Nebbia e smog in aumento nei prossimi giorniNebbia e smog in aumento nei prossimi giorniNei prossimi giorni, grazie ad un temporaneo regime di alta pressione, torneranno foschie, nebbie e nubi basse sulla Val Padana. Attenzione poi anche ai livelli di SMOG che sono previsti in sensibile aumento con possibili ripercussioni pure sul COVID-19. Scopriamo subito il perché e le zone maggiormente a rischio.

La maggiore stabilità atmosferica, dovuta alla presenza temporanea di un'area anticiclonica e all'assenza di vento, favorirà il ritorno delle nebbie, specie nelle ore più fredde tra la giornata di sabato 24 e quella di domenica 25 ottobre. Massima attenzione in particolare alle basse pianure di Piemonte, Lombardia, Veneto ed Emilia Romagna, dove i cosiddetti "banchi" potranno localmente risultare fitti e persistenti per tutto il giorno (come a Milano e Torino ad esempio nella giornata di domenica). Qualche foschia non è peraltro da escludere anche nelle vallate interne del Centro Sud, specie quelle laziali e campane.
Raccomandiamo quindi prudenza a chi si metterà in viaggio su strade ed autostrade nei prossimi giorni.

Ma la nebbia non ha risvolti negativi solamente in merito alla riduzione della visibilità sulle nostre strade e autostrade. Essa è anche sinonimo di inquinamento, specie nelle grandi aree urbane del Nord, dove in queste ore lo smog sta salendo ai massimi livelli.
Un tale scenario meteo favorirà, a tal proposito, l'accumulo di sostanze inquinanti nei bassi strati, con conseguente peggioramento della qualità dell’aria, soprattutto nei grandi centri urbani, come Milano, Torino e Bologna, ma anche Padova.
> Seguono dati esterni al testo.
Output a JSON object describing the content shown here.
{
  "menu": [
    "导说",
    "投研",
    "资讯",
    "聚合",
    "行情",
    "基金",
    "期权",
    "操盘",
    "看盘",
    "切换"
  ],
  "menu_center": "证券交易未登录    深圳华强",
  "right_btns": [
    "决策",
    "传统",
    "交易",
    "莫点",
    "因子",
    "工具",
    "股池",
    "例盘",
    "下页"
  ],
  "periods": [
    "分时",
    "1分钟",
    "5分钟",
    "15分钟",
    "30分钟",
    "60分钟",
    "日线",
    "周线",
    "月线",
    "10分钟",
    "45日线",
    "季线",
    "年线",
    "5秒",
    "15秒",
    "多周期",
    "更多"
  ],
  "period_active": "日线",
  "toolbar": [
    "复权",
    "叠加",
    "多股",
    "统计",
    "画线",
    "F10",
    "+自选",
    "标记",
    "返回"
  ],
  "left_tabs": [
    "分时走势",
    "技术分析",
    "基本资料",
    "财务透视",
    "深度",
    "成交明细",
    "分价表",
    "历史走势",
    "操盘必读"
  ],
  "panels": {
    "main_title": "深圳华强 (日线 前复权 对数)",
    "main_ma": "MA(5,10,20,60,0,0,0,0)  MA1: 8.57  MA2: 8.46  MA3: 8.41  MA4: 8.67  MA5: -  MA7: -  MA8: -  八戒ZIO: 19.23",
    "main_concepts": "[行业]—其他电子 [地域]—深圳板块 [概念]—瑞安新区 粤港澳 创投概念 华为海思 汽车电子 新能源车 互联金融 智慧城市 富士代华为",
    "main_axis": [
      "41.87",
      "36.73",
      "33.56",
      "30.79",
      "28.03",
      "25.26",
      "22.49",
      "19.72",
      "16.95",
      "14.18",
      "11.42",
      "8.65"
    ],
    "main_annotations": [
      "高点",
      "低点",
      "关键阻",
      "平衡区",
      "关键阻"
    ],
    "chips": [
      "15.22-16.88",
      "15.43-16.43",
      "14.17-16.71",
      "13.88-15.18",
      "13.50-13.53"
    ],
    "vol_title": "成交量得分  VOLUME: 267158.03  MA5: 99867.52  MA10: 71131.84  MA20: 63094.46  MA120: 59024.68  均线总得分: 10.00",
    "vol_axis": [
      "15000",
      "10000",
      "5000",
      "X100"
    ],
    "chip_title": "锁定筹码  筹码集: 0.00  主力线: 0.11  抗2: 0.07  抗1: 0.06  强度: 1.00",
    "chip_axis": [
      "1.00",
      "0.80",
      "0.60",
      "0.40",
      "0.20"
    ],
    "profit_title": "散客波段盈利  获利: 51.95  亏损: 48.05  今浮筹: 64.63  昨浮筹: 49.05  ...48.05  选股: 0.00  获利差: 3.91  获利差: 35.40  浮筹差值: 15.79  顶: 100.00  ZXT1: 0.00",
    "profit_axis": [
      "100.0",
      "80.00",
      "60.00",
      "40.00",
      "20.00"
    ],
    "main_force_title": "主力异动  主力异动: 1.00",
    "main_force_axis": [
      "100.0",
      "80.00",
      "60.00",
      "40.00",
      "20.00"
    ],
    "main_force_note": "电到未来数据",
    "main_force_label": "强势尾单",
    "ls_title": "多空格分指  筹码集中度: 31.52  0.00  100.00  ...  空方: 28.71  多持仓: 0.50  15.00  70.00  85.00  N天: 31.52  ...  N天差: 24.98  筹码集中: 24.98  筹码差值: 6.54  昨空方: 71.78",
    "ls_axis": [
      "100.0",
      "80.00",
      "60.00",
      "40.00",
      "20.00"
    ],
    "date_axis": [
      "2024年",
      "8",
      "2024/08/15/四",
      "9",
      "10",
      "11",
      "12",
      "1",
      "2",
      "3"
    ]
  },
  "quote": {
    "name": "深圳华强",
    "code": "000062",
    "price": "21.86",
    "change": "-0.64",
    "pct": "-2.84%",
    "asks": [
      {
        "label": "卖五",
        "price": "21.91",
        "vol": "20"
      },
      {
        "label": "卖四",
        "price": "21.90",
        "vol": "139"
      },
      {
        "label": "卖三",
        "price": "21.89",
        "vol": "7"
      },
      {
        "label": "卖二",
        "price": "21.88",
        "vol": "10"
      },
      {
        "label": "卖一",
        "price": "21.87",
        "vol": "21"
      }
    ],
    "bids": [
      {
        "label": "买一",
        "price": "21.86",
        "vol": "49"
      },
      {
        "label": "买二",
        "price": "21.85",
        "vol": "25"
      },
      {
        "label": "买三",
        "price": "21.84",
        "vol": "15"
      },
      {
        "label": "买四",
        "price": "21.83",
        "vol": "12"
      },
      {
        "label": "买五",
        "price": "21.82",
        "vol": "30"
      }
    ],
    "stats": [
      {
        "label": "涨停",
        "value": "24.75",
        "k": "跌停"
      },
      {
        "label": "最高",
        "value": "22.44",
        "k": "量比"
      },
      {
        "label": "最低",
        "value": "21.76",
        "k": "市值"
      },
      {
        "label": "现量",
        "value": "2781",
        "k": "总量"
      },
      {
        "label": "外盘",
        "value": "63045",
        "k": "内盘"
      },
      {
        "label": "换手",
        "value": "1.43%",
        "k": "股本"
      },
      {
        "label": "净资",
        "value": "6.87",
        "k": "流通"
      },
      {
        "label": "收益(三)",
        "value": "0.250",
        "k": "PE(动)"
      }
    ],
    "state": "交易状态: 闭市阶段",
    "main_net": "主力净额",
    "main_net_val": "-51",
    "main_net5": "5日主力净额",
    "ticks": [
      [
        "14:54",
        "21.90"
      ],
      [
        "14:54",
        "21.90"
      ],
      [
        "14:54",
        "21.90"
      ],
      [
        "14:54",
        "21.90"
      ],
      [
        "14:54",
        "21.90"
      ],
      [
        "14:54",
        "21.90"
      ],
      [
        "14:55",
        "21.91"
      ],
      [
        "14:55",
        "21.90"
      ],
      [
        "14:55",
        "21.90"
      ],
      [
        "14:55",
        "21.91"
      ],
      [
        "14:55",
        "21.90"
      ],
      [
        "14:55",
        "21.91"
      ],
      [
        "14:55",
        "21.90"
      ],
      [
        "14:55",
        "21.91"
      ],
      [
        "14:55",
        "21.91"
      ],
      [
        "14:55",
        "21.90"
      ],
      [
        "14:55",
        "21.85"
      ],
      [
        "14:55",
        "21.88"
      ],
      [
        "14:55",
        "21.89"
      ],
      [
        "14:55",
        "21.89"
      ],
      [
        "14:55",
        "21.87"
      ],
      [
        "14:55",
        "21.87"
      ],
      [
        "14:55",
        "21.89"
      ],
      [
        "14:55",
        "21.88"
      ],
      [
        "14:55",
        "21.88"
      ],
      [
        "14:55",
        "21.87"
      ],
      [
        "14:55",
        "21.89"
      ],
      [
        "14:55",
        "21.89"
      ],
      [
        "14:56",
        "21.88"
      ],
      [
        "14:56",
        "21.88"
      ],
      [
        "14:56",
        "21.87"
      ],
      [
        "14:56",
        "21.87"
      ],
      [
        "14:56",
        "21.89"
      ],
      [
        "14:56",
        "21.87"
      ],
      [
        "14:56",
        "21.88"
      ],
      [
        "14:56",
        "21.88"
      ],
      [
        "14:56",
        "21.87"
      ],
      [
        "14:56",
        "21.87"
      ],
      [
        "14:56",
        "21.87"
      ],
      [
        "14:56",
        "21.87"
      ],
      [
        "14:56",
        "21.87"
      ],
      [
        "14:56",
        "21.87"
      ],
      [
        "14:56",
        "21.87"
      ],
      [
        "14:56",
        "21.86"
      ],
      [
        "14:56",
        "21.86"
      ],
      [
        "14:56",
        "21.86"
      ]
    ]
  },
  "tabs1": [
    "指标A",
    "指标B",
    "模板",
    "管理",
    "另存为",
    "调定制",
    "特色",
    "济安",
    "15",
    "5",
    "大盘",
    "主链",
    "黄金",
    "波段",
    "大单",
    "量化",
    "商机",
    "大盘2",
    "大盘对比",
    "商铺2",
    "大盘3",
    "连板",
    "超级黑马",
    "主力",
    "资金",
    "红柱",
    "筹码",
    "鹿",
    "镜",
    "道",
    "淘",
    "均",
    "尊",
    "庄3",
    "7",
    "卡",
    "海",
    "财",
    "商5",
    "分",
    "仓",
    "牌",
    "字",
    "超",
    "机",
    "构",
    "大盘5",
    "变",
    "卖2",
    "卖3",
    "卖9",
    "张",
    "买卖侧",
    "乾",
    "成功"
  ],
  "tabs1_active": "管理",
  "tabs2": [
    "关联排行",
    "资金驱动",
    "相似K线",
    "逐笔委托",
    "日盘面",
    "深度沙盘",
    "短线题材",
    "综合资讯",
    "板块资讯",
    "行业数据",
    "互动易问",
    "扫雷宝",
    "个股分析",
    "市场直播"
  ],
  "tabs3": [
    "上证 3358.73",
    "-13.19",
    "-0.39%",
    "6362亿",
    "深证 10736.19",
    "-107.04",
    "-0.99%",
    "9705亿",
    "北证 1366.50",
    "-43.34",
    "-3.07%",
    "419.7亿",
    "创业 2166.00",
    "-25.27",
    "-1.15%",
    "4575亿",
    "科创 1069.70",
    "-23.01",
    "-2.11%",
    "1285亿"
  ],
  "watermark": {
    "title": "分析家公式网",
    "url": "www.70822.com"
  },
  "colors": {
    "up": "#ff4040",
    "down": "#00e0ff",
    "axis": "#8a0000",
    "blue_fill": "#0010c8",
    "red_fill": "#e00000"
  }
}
SMOG e CORONAVIRUS - Negli ultimi tempi, infine, si è parlato molto di un legame tra nebbia, smog e diffusione dei virus, in particolare del COVID-19. Ma cosa c'è di vero?
Come riportato recentemente anche dal quotidiano Repubblica, alcuni ricercatori della Società Italiana di Medicina Ambientale sostengono che "in condizioni di stabilità atmosferica e alte concentrazioni di PM, le micro-goccioline infettate contenenti il coronavirus SARS-CoV-2 possono stabilizzarsi sulle particelle per creare dei cluster col particolato, aumentando la persistenza del virus nell'atmosfera come già ipotizzato sulla base di recenti ricerche internazionali".
Questo è quanto emerge dall'analisi dei dati durante la prima fase della pandemia tra febbraio e marzo.
E non sembra essere una buona notizia per i prossimi giorni!